Semi-circular definitions (plus circular references)

K

Kiuhnm

Is there an elegant way to deal with semi-circular definitions?

Semi-circular definition:
A { B };
B { *A };
Circular reference:
A { *B };
B { *A };

The problems arise when there are more semi-circular definitions and
circular references.

Consider the following sample code:

--- inc1.h ---
#ifndef INC1_INCLUDE
#define INC1_INCLUDE

typedef struct _struc2
{
struct _struc1 *s1;
} struc2;


typedef struct _struc3
{
struct _struc1 *s1;
} struc3;

typedef struct _struc1
{
struct _struc2 s2;
struct _struc3 s3;
} struc1;

typedef struct _struc4
{
struct _struc1 s1;
} struc4;

#endif

--- test.cpp ---

#include "inc1.h"

int main()
{
struc1 s1;
s1.s2;

return 1;
}

------

The previous code is obviously correct.
Now I want to split the include file in two separated files.
The original include file contains 4 definitions:
A
B
C
D
The problem arises when the splitting is such that the original include
file cannot be obtained by reattaching the 2 include files.
For Example, inc1.h could contain A and D, and inc2.h B and C.

--- inc1.h ---
#ifndef INC1_INCLUDE
#define INC1_INCLUDE

#include "inc2.h"

typedef struct _struc2
{
struct _struc1 *s1;
} struc2;

typedef struct _struc4
{
struct _struc1 s1;
} struc4;

#endif

--- inc2.h ---
#ifndef INC2_INCLUDE
#define INC2_INCLUDE

#include "inc1.h"

typedef struct _struc3
{
struct _struc1 *s1;
} struc3;

typedef struct _struc1
{
struct _struc2 s2;
struct _struc3 s3;
} struc1;

#endif

-------

Someone affirms that this situation is index of bad organization, but I
disagree, then I do not seek an obvious workaround, but a solution to
the *original* problem.
Yes, I could use a pointer instead of the struct itself, but I do not
want to use an unneeded indirection.
I could even use a dummy structure but that solution is very inelegant.

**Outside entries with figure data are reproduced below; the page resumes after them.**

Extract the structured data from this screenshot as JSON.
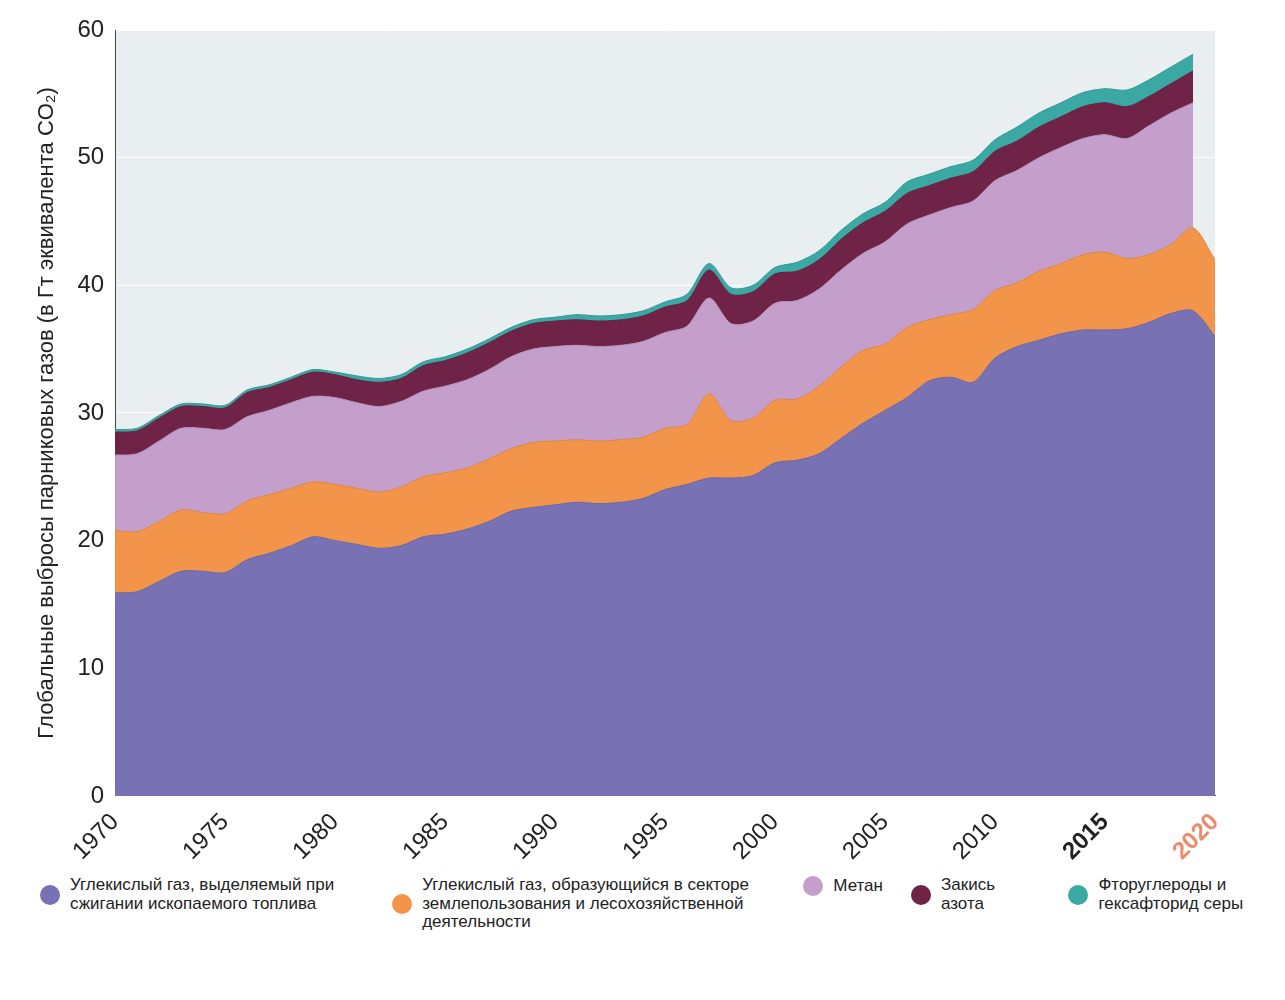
{
  "chart_data": {
    "type": "area",
    "y_label": "Глобальные выбросы парниковых газов (в Гт эквивалента CO₂)",
    "x": [
      1970,
      1971,
      1972,
      1973,
      1974,
      1975,
      1976,
      1977,
      1978,
      1979,
      1980,
      1981,
      1982,
      1983,
      1984,
      1985,
      1986,
      1987,
      1988,
      1989,
      1990,
      1991,
      1992,
      1993,
      1994,
      1995,
      1996,
      1997,
      1998,
      1999,
      2000,
      2001,
      2002,
      2003,
      2004,
      2005,
      2006,
      2007,
      2008,
      2009,
      2010,
      2011,
      2012,
      2013,
      2014,
      2015,
      2016,
      2017,
      2018,
      2019,
      2020
    ],
    "series": [
      {
        "name": "Углекислый газ, выделяемый при сжигании ископаемого топлива",
        "color": "#7871b3",
        "values": [
          15.9,
          16.0,
          16.8,
          17.6,
          17.6,
          17.5,
          18.5,
          19.0,
          19.6,
          20.3,
          20.0,
          19.7,
          19.4,
          19.6,
          20.3,
          20.5,
          20.9,
          21.5,
          22.3,
          22.6,
          22.8,
          23.0,
          22.9,
          23.0,
          23.3,
          24.0,
          24.4,
          24.9,
          24.9,
          25.1,
          26.1,
          26.3,
          26.8,
          28.0,
          29.2,
          30.2,
          31.2,
          32.5,
          32.8,
          32.4,
          34.3,
          35.2,
          35.7,
          36.2,
          36.5,
          36.5,
          36.6,
          37.1,
          37.8,
          38.0,
          36.0
        ]
      },
      {
        "name": "Углекислый газ, образующийся в секторе землепользования и лесохозяйственной деятельности",
        "color": "#f2954a",
        "values": [
          4.9,
          4.7,
          4.7,
          4.8,
          4.6,
          4.6,
          4.6,
          4.6,
          4.5,
          4.3,
          4.4,
          4.4,
          4.4,
          4.6,
          4.7,
          4.8,
          4.8,
          4.9,
          4.9,
          5.1,
          5.0,
          4.9,
          4.9,
          4.9,
          4.8,
          4.8,
          4.7,
          6.6,
          4.5,
          4.5,
          4.9,
          4.8,
          5.3,
          5.6,
          5.7,
          5.2,
          5.5,
          4.8,
          4.9,
          5.7,
          5.3,
          5.0,
          5.4,
          5.5,
          5.9,
          6.1,
          5.5,
          5.3,
          5.4,
          6.5,
          6.0
        ]
      },
      {
        "name": "Метан",
        "color": "#c59fcb",
        "values": [
          5.9,
          6.1,
          6.3,
          6.4,
          6.6,
          6.6,
          6.6,
          6.6,
          6.7,
          6.7,
          6.8,
          6.7,
          6.7,
          6.7,
          6.7,
          6.8,
          6.9,
          7.0,
          7.2,
          7.3,
          7.4,
          7.4,
          7.4,
          7.4,
          7.5,
          7.5,
          7.7,
          7.5,
          7.6,
          7.6,
          7.6,
          7.7,
          7.6,
          7.6,
          7.6,
          8.0,
          8.1,
          8.2,
          8.4,
          8.5,
          8.6,
          8.8,
          8.9,
          9.1,
          9.1,
          9.2,
          9.4,
          10.1,
          10.3,
          9.8,
          null
        ]
      },
      {
        "name": "Закись азота",
        "color": "#6e2347",
        "values": [
          1.8,
          1.8,
          1.8,
          1.7,
          1.7,
          1.7,
          1.9,
          1.8,
          1.8,
          1.9,
          1.8,
          1.8,
          1.9,
          1.8,
          2.0,
          2.0,
          2.1,
          2.1,
          2.0,
          2.0,
          2.0,
          2.0,
          2.0,
          2.0,
          2.0,
          2.0,
          2.0,
          2.2,
          2.3,
          2.3,
          2.3,
          2.3,
          2.3,
          2.4,
          2.4,
          2.4,
          2.4,
          2.3,
          2.3,
          2.3,
          2.3,
          2.3,
          2.4,
          2.4,
          2.5,
          2.5,
          2.5,
          2.3,
          2.3,
          2.5,
          null
        ]
      },
      {
        "name": "Фторуглероды и гексафторид серы",
        "color": "#3aa9a4",
        "values": [
          0.2,
          0.2,
          0.2,
          0.2,
          0.2,
          0.2,
          0.2,
          0.2,
          0.2,
          0.2,
          0.2,
          0.3,
          0.3,
          0.3,
          0.3,
          0.3,
          0.3,
          0.3,
          0.3,
          0.3,
          0.3,
          0.4,
          0.4,
          0.4,
          0.4,
          0.4,
          0.5,
          0.5,
          0.5,
          0.5,
          0.5,
          0.7,
          0.7,
          0.7,
          0.7,
          0.7,
          0.9,
          0.9,
          0.9,
          0.9,
          0.9,
          1.1,
          1.1,
          1.1,
          1.1,
          1.1,
          1.3,
          1.3,
          1.3,
          1.3,
          null
        ]
      }
    ],
    "xlim": [
      1970,
      2020
    ],
    "xticks": [
      1970,
      1975,
      1980,
      1985,
      1990,
      1995,
      2000,
      2005,
      2010,
      2015,
      2020
    ],
    "ylim": [
      0,
      60
    ],
    "yticks": [
      0,
      10,
      20,
      30,
      40,
      50,
      60
    ],
    "stacked": true,
    "grid": true,
    "legend": "bottom"
  }
}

Is there a particular directive which instructs the compiler to analyze
the entire file before giving up?

Is there a better solution than using a bunch of #if..[...]..#endif? :)

Thanks, Kiuhnm
 
J

Jonathan Bartlett

Kiuhnm said:
Is there an elegant way to deal with semi-circular definitions?

You just need to restructure it a bit. Here's my solution which seems
to work:

inc1.h:
---------

#ifndef INC1_INCLUDE
#define INC1_INCLUDE




typedef struct _struc2
{
struct _struc1 *s1;
} struc2;


#include "inc2.h"


typedef struct _struc4
{
struct _struc1 s1;
} struc4;


#endif

----------------


inc2.h:
----------------#include "inc1.h"


#ifndef INC2_INCLUDE
#define INC2_INCLUDE




typedef struct _struc3
{
struct _struc1 *s1;
} struc3;




typedef struct _struc1
{
struct _struc2 s2;
struct _struc3 s3;
} struc1;






#endif
 
K

Kiuhnm

Jonathan said:
You just need to restructure it a bit. Here's my solution which seems
to work:
[cut]

You recomposed the original file!
Is it always possible?
No, unfortunately.

--- inc1.h ---
s1 {s3}
s2 {s4}
--- inc2.h ---
s3 {s2}
s4 {}
--------------

Let "a < b" mean "a must appear before b".

s3 < s1,
s4 < s2
s2 < s3

=>

s4 < s2 < s3 < s1

then that's the only correct arrangement.

By partially reordering the structures in each include file, we obtain:
--- inc1.h ---
s2 {s4}
s1 {s3}
--- inc2.h ---
s4 {}
s3 {s2}
--------------

s2 s1
s4 s3

How can we obtain that arrangement without splitting any file?
Why are the compilers so stupid?
The compiler could simply perform a first pass and compile a table of
the sizes of all the structures and then use that table in the
successive passes.

Perhaps the documentation of the preprocessor could help...

Thank you anyway!

Kiuhnm
 
D

Dave Rahardja

Kiuhnm said:
You recomposed the original file!
Is it always possible?
No, unfortunately.

Yes, it is *always* possible to rearrange the way data structures are
declared so that entities are declared before they are needed. It may
entail declaring each data structure in its own header file, but it is
always possible.

Consider what happens when a truly circular dependency is declared:

struct A { B b };
struct B ( A a };

This implies that B includes a copy of A, which includes a copy of B,
which includes a copy of A, ad infinitum. This struct has infinite size
and is not possible to instantiate.

In other words, in order for a data structure to have finite size, its
composition graph must have no loops. Thus, all finite data structures
can be described by a sequence of declarations with no "forward dependency".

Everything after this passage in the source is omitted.